Friday, May 24, 2013
VIDEODROME (1983) movie review
Videodrome (1983) d. Cronenberg, David (Canada)
As a cable programmer seeking to challenge the limits of the medium, James Woods becomes hooked on the pirated TV show “Videodrome,” whose lineup consists of real sex, real torture, and real murder. Before long, he finds himself entrenched in a cathode ray-conspiracy that threatens the world – or is it just all in his mind? Under the influence of the Videodrome signal, his body begins to undergo some rather discomforting alterations, such as the vagina-like orifice in his abdomen that gobbles up firearms and pulsating organic videocassettes with equal ardor.

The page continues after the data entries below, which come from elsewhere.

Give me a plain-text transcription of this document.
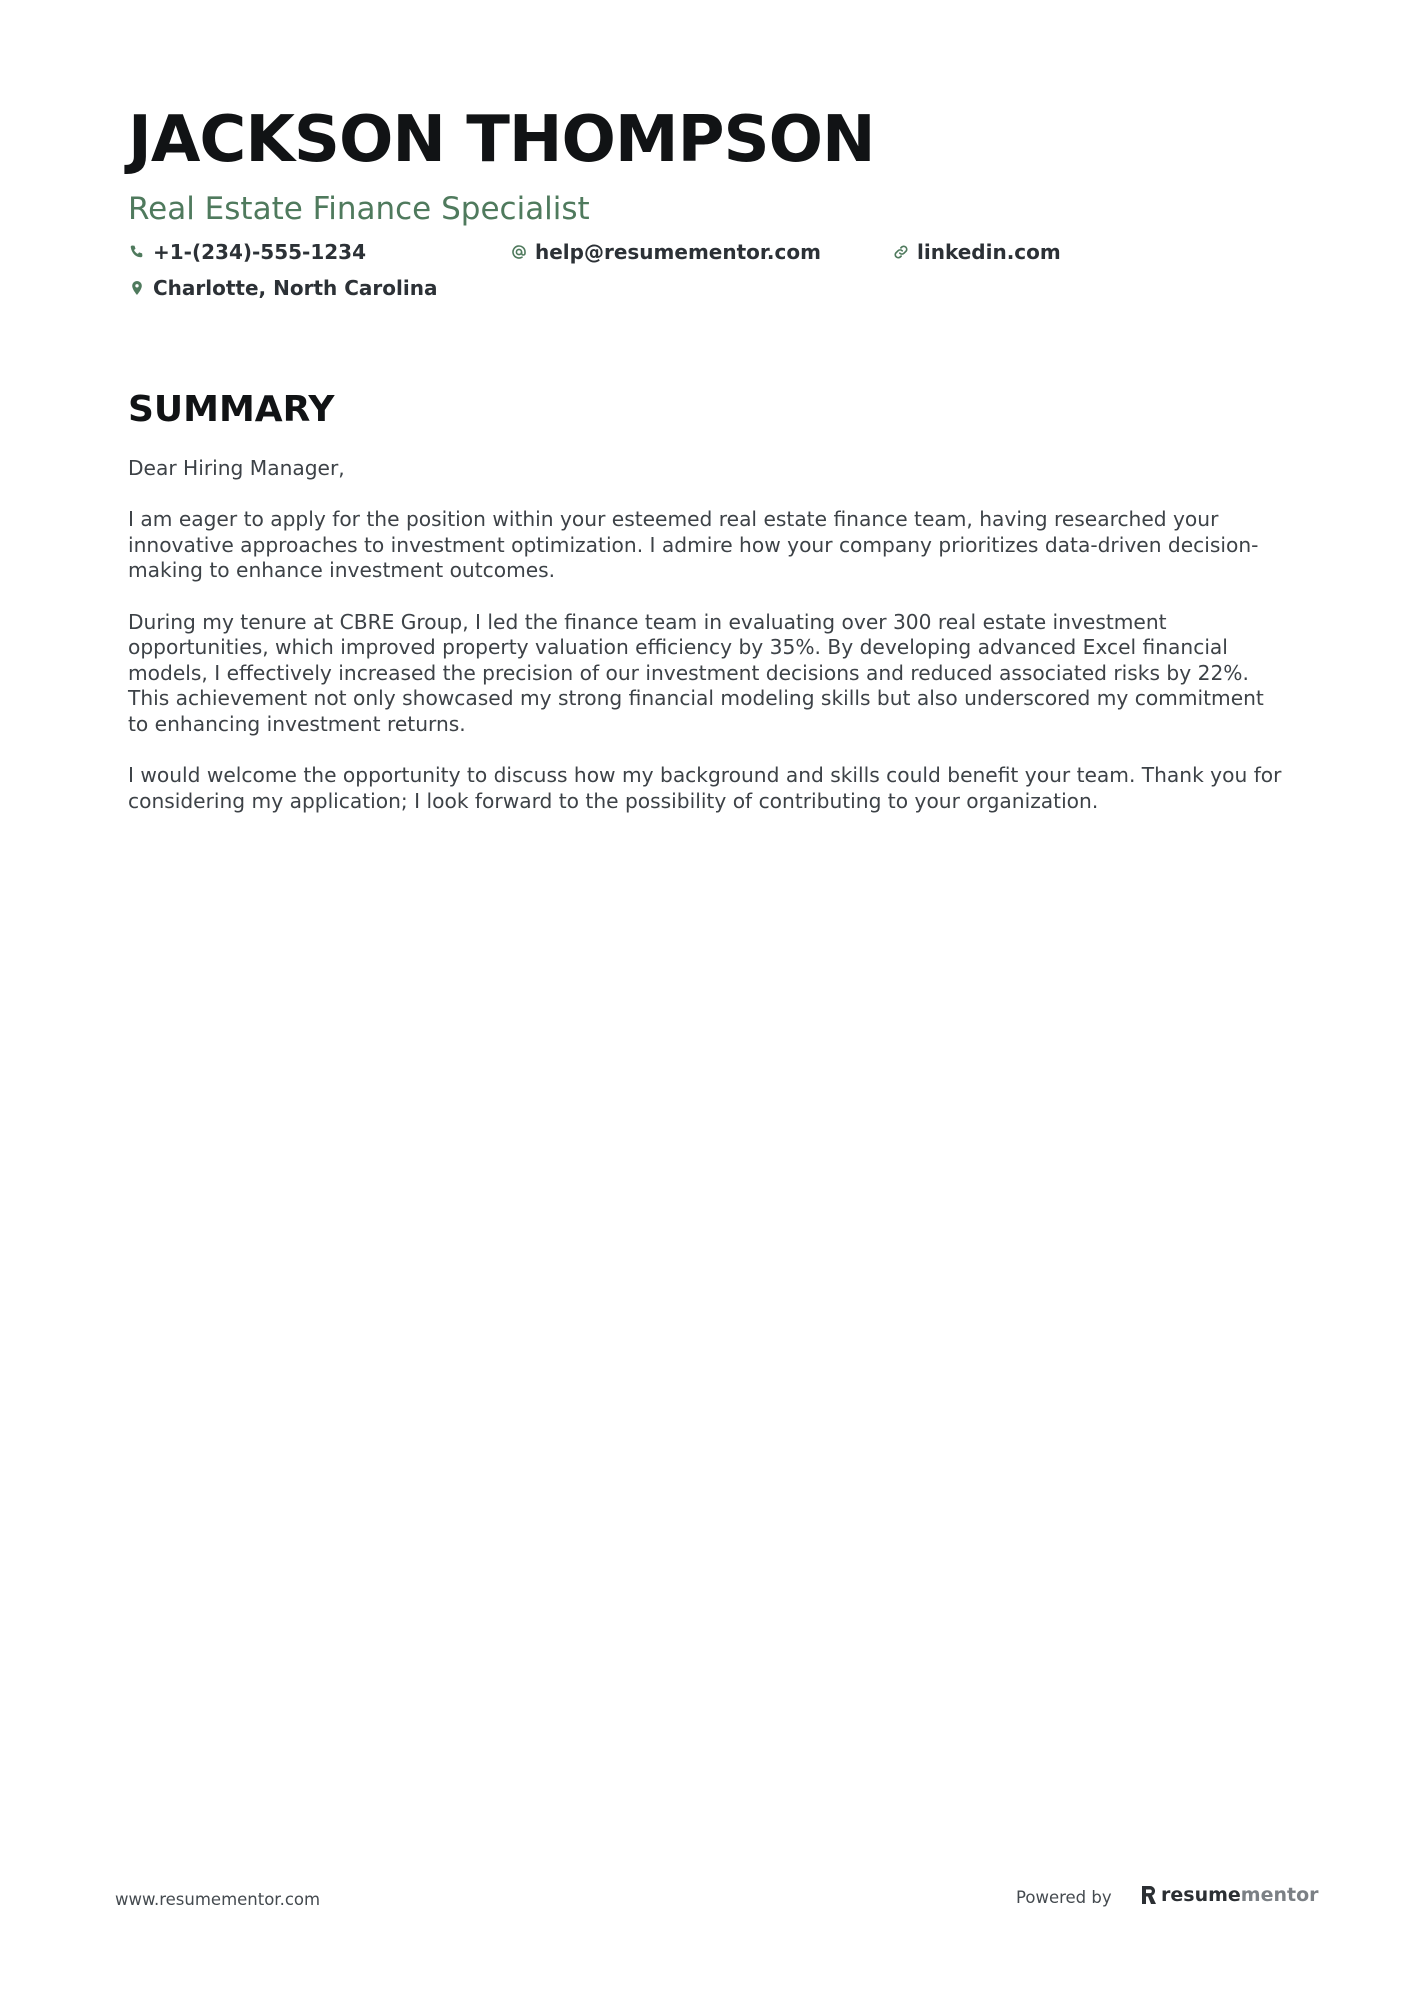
JACKSON THOMPSON
Real Estate Finance Specialist
+1-(234)-555-1234	help@resumementor.com	linkedin.com
Charlotte, North Carolina
SUMMARY

Dear Hiring Manager,

I am eager to apply for the position within your esteemed real estate finance team, having researched your innovative approaches to investment optimization. I admire how your company prioritizes data-driven decision-making to enhance investment outcomes.

During my tenure at CBRE Group, I led the finance team in evaluating over 300 real estate investment opportunities, which improved property valuation efficiency by 35%. By developing advanced Excel financial models, I effectively increased the precision of our investment decisions and reduced associated risks by 22%. This achievement not only showcased my strong financial modeling skills but also underscored my commitment to enhancing investment returns.

I would welcome the opportunity to discuss how my background and skills could benefit your team. Thank you for considering my application; I look forward to the possibility of contributing to your organization.

www.resumementor.com	Powered by	resume mentor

While a lesser director’s use of disgusting imagery might simply be written off as showboating, writer/director Cronenberg’s perverse, challenging, unnerving exploration of violence – both real and vicarious – instead possesses the one thing so often missing from sci-fi/horror ventures: a philosophy. It is this quality that elevates what could have been a muddled exploitation piece into a work of genius that demands repeat viewings.
The fearless performances by Woods and Blondie singer Deborah Harry, combined with the efforts of the special f/x makeup team composed of Rick Baker, Steven Johnson and Bill Sturgeon, anchor this brain-boggling masterpiece, which dares to take viewers inside the first-person narrative of its hallucinating protagonist.
Unquestionably one of the most striking and original horror movies ever made, if not for everyone's personal tastes.